The Centre on Friday sought public comments on the draft Cinematograph (Amendment) Bill, 2021, which proposes to empower the Modi government to order the re-examination of an already certified movie, PTI reported.

In April, the government dissolved the Film Certification Appellate Tribunal with immediate effect. The statutory body was constituted to hear appeals of filmmakers who were not satisfied with the cuts suggested by the Central Board of Film Certification. Producers seeking certification for their works will now have to have to approach High Courts if they have any grievances with the CBFC.

With the draft bill, the Ministry of Information and Broadcasting said it wanted to add a provision to grant “revisionary powers” to the government on account of violation of Section 5B (1) (principles for guidance in certifying films) of the Cinematograph Act, 1952, a notification said.

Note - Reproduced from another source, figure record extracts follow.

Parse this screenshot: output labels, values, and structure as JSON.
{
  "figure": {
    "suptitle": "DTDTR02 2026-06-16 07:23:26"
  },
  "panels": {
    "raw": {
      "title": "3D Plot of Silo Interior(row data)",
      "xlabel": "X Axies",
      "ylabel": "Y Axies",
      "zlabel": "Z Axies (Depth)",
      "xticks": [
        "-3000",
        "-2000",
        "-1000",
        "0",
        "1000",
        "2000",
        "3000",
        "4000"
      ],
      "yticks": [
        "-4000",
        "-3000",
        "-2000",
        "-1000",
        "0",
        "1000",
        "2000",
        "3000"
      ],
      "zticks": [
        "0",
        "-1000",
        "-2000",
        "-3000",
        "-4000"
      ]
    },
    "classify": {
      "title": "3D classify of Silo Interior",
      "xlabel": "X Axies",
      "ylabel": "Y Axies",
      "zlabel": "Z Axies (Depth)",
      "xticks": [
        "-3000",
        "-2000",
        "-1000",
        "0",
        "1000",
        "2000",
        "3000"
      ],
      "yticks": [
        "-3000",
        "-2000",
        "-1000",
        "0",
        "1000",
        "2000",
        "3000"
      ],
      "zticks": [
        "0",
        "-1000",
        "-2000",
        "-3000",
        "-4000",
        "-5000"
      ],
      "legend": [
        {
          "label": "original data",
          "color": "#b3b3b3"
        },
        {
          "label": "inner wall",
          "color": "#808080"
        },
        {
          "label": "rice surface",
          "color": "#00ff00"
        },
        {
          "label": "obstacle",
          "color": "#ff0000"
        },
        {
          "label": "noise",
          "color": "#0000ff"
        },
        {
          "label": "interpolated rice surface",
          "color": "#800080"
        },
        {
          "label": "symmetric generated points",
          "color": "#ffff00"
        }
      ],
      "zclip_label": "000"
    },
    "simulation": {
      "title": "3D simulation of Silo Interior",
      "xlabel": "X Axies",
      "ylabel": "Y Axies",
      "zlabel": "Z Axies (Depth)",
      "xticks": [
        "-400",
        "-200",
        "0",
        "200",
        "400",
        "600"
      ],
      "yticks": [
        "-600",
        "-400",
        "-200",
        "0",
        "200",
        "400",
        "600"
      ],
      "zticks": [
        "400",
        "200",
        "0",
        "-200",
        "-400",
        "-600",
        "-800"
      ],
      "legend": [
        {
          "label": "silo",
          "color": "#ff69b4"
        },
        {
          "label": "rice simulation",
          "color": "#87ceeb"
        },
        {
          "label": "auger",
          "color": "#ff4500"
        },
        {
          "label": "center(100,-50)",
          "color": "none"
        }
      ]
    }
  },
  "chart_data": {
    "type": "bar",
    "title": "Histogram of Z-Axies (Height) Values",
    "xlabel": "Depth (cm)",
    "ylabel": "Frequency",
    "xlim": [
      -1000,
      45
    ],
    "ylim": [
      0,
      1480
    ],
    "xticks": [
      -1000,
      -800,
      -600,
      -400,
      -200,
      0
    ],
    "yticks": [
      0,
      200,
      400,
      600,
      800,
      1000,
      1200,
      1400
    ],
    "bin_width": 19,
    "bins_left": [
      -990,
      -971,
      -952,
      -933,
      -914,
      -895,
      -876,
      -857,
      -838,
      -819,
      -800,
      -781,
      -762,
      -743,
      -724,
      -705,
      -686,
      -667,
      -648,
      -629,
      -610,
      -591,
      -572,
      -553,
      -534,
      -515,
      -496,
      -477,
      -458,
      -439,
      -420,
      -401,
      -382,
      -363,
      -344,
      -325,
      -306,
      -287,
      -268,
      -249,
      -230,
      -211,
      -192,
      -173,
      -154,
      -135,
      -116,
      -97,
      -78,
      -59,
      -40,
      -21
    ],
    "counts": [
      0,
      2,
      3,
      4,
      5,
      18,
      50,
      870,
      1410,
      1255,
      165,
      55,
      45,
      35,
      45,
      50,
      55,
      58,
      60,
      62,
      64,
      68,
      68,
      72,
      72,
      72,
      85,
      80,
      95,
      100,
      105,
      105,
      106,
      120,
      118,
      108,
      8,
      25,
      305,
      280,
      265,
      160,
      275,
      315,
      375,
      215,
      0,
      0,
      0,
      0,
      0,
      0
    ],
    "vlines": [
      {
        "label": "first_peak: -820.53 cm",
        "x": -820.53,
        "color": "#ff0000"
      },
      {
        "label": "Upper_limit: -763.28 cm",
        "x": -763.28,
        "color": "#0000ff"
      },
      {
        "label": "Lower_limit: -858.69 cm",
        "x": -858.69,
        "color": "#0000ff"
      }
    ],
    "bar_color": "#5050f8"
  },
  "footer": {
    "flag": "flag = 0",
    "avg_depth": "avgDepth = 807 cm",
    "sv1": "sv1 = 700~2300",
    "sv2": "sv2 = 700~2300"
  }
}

Section 5B(1) of the Act states:

“A film shall not be certified for public exhibition if, in the opinion of the authority competent to grant the certificate, the film or any part of it is against the interests of 3 [the sovereignty and integrity of India] the security of the state, friendly relations with foreign states, public order, decency or morality, or involves defamation or contempt of court or is likely to incite the commission of any offence.”

The I&B ministry said the provisions of Section 5B(1) are “non-negotiable”. “It is also proposed in the draft Bill to add a proviso to sub-section (1) of Section 6 to the effect that on receipt of any references by the Central government in respect of a film certified for public exhibition, on account of violation of Section 5B(1) of the Act, the Central government may, if it considers necessary, direct the Chairman of the Board to re-examine the film,” the notification added.

On November 28, 2000, the Supreme Court had upheld a Karnataka High Court order striking down the Centre’s “revisional powers” to films already certified by the CBFC, The Indian Express reported.

But the ministry, in its notification on Friday, said the “Supreme Court has also opined that the legislature may, in certain cases, overrule or nullify the judicial or executive decision by enacting an appropriate legislation”.

It noted that under Section 6 of the Act, the government was empowered to ask for the record of proceedings in relation to certification of a film and pass an order after that. This, the ministry, said “means that the Central government, if the situation so warranted, has the power to reverse the decision of the Board”.

The draft bill also has provisions to penalise film piracy with jail term and fine. To tackle film piracy, the Cinematograph (Amendment) Bill, 2019, was introduced in Rajya Sabha in February 2019, according to PRS Legislative Research. It was then referred to the Standing Committee on Information Technology (2019’-20). The committee presented its report in Rajya Sabha and Lok Sabha on March 16, 2020.

The ministry has asked citizens to send their comments on the draft bill by July 2.